Use wasmagent kernels with the OpenAI Agents JS SDK
Last refreshed: 2026-06-12. Companion to
integrate-vercel-ai-sdk.mdandintegrate-claude-agent-sdk.md.
The OpenAI Agents JS SDK (@openai/agents) runs an agent loop with typed tools registered via agent({ tools: […] }). The default tool execution path runs your execute() function directly. When the LLM is generating the code that runs, that's not isolation — it is the opposite of isolation.
@wasmagent/openai-agents produces tools whose execute is an wasmagent kernel run:
sandboxedJsAgentTool— one-shot JS evaluator.codeModeAgentTool— code-mode tool (one tool surface, N callable downstream tools).
Both honour the unified CapabilityManifest. Capability decisions you made for the MCP server or other adapters carry over verbatim — see docs/strategy/security-face.md.
Install
npm add @wasmagent/openai-agents @wasmagent/core @wasmagent/kernel-quickjs @openai/agentsThe @openai/agents peer dep is declared optional so unit tests don't drag it in. At runtime your app needs it to wire the tool into an Agent.
Snippet — sandboxedJsAgentTool
import { Agent } from "@openai/agents";
import { sandboxedJsAgentTool } from "@wasmagent/openai-agents";
import { QuickJSKernel } from "@wasmagent/kernel-quickjs";
const sandboxed = sandboxedJsAgentTool({
kernel: new QuickJSKernel(),
capabilities: {
allowedHosts: [],
cpuMs: 5_000,
memoryLimitBytes: 64 * 1024 * 1024,
},
});
const agent = new Agent({
name: "math-helper",
instructions: "You are a careful arithmetic assistant.",
tools: [sandboxed],
});
const turn = await agent.run("What is the cube of 17?");
console.log(turn.finalOutput);The agent picks sandboxed_js, supplies a snippet, the kernel runs it, the result { output, logs } becomes the tool result the model sees on the next turn.

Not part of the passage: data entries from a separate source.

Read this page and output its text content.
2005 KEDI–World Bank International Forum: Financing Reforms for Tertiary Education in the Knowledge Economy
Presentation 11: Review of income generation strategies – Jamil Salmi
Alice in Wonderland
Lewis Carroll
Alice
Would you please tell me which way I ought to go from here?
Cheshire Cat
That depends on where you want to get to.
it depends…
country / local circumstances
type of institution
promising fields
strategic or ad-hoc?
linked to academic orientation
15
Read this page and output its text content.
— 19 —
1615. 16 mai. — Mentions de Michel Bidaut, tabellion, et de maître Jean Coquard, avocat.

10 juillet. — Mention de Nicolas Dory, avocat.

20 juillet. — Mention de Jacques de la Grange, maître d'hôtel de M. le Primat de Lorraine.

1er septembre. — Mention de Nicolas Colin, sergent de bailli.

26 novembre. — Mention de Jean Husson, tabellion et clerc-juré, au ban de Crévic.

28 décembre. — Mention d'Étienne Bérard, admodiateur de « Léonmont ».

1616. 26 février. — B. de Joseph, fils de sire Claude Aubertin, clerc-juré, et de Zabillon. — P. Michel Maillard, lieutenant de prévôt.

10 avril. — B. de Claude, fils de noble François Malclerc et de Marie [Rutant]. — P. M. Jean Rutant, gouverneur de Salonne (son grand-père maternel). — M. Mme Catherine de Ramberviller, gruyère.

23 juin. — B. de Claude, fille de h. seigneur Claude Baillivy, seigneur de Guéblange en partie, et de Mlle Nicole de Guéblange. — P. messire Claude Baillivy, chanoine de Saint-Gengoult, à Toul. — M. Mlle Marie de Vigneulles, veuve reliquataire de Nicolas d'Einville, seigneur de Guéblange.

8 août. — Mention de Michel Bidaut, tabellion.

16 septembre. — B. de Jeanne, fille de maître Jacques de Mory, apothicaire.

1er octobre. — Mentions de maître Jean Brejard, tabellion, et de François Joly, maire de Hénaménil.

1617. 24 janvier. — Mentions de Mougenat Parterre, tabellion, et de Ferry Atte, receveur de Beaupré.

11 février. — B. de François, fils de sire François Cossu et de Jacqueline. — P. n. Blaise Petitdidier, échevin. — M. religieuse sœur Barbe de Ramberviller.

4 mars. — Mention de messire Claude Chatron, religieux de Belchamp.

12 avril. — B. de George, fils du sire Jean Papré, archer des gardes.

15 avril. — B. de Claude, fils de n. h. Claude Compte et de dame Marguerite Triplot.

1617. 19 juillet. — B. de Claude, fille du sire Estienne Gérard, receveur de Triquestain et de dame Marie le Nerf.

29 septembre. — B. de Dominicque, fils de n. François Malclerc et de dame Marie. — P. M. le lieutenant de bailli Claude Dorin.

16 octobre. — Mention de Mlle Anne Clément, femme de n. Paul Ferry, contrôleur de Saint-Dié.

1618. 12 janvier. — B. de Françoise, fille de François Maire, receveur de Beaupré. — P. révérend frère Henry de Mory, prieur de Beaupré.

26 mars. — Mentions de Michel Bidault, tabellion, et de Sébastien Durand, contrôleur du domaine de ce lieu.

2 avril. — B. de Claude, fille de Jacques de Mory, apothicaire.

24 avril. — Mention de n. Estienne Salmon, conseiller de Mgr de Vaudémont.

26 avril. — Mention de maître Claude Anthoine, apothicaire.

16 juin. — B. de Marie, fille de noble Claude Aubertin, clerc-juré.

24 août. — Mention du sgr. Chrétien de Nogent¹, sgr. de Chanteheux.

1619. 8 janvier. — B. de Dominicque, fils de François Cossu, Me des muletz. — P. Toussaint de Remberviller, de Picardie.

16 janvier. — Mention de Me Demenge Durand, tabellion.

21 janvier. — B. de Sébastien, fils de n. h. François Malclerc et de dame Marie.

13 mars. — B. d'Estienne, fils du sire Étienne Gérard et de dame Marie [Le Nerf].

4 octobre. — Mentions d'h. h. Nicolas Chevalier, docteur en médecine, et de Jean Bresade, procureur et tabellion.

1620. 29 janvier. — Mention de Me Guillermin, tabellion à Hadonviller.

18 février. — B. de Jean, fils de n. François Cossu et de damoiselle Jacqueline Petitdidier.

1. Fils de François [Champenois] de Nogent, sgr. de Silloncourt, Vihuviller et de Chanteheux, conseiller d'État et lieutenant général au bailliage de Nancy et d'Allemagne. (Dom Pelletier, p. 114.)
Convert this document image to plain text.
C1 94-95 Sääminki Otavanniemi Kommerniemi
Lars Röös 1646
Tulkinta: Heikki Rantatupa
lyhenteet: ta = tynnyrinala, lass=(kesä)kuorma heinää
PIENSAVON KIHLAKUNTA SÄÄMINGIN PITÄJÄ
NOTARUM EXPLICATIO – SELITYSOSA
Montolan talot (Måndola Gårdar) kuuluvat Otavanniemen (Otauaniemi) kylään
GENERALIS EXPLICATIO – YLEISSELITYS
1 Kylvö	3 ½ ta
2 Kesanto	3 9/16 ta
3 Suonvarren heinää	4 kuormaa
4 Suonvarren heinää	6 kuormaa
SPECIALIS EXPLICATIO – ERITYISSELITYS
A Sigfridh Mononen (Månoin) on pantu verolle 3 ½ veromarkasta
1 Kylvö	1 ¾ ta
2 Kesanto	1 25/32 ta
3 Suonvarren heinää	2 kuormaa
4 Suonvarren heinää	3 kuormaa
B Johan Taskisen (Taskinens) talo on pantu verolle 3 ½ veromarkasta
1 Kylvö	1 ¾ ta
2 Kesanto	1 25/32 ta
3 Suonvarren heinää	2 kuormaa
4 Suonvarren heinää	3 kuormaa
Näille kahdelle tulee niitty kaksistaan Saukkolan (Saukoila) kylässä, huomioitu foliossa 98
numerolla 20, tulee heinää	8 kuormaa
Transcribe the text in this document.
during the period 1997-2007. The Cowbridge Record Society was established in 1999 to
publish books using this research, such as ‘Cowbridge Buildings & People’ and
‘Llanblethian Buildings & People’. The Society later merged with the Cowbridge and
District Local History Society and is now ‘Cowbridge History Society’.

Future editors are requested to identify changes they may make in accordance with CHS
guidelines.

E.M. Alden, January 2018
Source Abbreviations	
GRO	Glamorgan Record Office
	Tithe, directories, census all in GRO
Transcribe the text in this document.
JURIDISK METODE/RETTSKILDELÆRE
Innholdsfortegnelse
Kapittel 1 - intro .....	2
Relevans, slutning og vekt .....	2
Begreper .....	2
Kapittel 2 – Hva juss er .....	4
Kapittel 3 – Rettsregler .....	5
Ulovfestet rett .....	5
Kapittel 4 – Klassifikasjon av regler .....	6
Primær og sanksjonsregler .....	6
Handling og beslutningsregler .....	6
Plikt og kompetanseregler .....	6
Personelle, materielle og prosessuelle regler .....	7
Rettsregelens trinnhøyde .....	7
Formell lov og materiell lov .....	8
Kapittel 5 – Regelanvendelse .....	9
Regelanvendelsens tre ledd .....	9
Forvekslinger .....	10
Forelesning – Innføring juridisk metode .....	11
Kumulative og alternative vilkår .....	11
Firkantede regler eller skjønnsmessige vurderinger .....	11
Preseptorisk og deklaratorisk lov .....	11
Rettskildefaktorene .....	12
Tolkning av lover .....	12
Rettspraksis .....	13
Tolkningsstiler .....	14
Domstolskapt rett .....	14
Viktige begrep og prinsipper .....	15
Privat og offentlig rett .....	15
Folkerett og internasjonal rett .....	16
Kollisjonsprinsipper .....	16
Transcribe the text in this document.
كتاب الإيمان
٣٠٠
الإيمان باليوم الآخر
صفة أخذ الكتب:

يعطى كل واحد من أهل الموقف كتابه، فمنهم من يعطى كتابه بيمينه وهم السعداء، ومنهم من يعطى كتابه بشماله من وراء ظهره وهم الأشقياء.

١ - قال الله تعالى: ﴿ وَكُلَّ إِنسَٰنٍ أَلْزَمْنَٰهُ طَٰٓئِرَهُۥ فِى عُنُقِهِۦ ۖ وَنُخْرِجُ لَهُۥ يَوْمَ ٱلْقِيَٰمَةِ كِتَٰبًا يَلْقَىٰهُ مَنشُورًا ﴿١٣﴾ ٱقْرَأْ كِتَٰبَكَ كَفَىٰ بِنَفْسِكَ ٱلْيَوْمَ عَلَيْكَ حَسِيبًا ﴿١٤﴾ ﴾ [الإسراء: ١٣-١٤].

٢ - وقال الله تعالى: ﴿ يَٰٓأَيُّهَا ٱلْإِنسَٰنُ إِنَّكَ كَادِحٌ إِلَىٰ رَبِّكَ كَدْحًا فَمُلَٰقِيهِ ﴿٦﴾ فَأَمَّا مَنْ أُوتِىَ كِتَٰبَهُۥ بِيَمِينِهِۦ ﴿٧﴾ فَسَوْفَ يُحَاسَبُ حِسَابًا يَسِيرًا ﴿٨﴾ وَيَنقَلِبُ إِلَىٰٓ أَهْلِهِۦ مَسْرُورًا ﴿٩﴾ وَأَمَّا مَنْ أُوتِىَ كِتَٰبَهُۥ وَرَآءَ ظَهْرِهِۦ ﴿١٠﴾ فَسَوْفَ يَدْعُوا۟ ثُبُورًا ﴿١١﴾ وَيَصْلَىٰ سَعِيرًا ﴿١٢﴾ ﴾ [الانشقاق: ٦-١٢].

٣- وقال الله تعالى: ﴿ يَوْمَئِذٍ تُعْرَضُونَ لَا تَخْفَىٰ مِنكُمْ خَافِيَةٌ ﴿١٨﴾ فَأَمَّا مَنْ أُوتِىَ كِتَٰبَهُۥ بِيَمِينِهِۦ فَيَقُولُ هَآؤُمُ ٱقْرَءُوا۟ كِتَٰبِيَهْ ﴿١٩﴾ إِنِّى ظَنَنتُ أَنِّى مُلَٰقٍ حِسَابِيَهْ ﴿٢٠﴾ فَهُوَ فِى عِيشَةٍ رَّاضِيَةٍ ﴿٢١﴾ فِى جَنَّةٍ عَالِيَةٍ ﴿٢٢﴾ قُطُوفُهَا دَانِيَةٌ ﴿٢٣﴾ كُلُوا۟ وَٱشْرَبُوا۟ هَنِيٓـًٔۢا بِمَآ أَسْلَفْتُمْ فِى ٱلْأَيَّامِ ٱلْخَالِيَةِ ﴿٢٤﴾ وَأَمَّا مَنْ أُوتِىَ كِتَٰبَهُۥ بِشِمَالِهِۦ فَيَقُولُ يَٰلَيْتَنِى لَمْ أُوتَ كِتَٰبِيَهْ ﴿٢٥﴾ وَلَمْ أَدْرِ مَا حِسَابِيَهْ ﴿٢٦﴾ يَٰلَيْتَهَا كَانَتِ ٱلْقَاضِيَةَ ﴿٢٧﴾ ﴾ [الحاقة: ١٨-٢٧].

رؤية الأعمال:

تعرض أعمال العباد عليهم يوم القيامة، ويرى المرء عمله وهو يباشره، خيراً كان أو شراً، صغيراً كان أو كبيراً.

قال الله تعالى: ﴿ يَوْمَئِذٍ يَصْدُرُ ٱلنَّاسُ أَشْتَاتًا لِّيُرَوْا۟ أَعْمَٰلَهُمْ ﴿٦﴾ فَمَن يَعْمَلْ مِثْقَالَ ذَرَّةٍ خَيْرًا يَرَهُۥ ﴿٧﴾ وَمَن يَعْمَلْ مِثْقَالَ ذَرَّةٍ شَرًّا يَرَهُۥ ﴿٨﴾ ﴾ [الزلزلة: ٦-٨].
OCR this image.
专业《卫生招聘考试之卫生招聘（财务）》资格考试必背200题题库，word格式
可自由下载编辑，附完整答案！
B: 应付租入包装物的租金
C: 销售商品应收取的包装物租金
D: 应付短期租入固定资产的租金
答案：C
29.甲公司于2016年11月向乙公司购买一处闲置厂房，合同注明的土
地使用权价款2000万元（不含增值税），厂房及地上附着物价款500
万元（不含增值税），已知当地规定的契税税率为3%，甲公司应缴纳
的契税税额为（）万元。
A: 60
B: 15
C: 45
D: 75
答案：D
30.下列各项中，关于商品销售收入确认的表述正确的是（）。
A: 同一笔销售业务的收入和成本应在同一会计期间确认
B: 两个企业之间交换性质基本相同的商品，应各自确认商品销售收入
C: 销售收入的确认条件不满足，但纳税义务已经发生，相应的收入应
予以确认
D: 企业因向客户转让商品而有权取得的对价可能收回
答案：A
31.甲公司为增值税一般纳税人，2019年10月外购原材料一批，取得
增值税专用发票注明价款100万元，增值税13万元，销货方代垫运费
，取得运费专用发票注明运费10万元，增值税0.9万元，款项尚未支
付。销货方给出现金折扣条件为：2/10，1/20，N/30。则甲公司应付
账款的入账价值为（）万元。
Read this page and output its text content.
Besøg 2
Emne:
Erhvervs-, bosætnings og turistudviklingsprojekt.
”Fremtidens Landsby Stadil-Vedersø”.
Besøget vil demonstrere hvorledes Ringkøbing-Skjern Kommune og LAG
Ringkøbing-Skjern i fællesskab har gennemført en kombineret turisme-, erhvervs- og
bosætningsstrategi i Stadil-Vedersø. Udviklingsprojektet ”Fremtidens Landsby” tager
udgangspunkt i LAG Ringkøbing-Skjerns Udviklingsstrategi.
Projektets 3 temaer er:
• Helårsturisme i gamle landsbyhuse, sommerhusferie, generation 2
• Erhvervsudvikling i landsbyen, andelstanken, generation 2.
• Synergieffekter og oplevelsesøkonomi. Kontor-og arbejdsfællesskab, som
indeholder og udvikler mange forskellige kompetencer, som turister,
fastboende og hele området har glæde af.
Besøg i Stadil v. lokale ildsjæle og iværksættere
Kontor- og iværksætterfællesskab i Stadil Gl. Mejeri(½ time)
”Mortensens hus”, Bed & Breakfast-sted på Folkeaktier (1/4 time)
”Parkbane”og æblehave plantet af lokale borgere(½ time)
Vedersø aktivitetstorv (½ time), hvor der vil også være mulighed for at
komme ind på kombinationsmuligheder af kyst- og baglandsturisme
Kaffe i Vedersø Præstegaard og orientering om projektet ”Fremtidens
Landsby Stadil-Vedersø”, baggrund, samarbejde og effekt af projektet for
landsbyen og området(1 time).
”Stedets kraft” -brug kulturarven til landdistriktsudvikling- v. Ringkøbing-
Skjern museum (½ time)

Snippet — codeModeAgentTool
import { Agent } from "@openai/agents";
import { codeModeAgentTool } from "@wasmagent/openai-agents";
import { QuickJSKernel } from "@wasmagent/kernel-quickjs";
import { ToolRegistry } from "@wasmagent/core";
const reg = new ToolRegistry();
reg.register({ /* tool defs — see ToolRegistry docs */ });
const codeMode = codeModeAgentTool({
kernel: new QuickJSKernel(),
tools: reg,
});
const agent = new Agent({
name: "workflow-runner",
instructions: "Use execute_code to chain registered tools when needed.",
tools: [codeMode],
});The agent now sees one tool — execute_code. Its snippet may call callTool(name, args) against any tool in reg, and only the script's final return value re-enters the model's context.
Capability manifest cheat sheet
{
allowedHosts: [], // no network
allowedReadPaths: [], // no FS reads
allowedWritePaths: [], // no FS writes
cpuMs: 5_000,
memoryLimitBytes: 64_000_000,
}The fields' cross-kernel enforcement matrix is in docs/strategy/security-face.md.
When to use which tool
| Scenario | Tool |
|---|---|
| One-shot snippet (math, JSON wrangling, parsing) | sandboxedJsAgentTool |
| The model needs to chain ≥3 of your registered tools | codeModeAgentTool |
| You want a single tool surface even for the chain case | codeModeAgentTool |
| Worker / edge environment | Either, with QuickJSKernel |
| Multi-tenant SaaS / untrusted code | Either, with RemoteSandboxKernel |
Kernel decision tree: docs/kernels/comparison.md.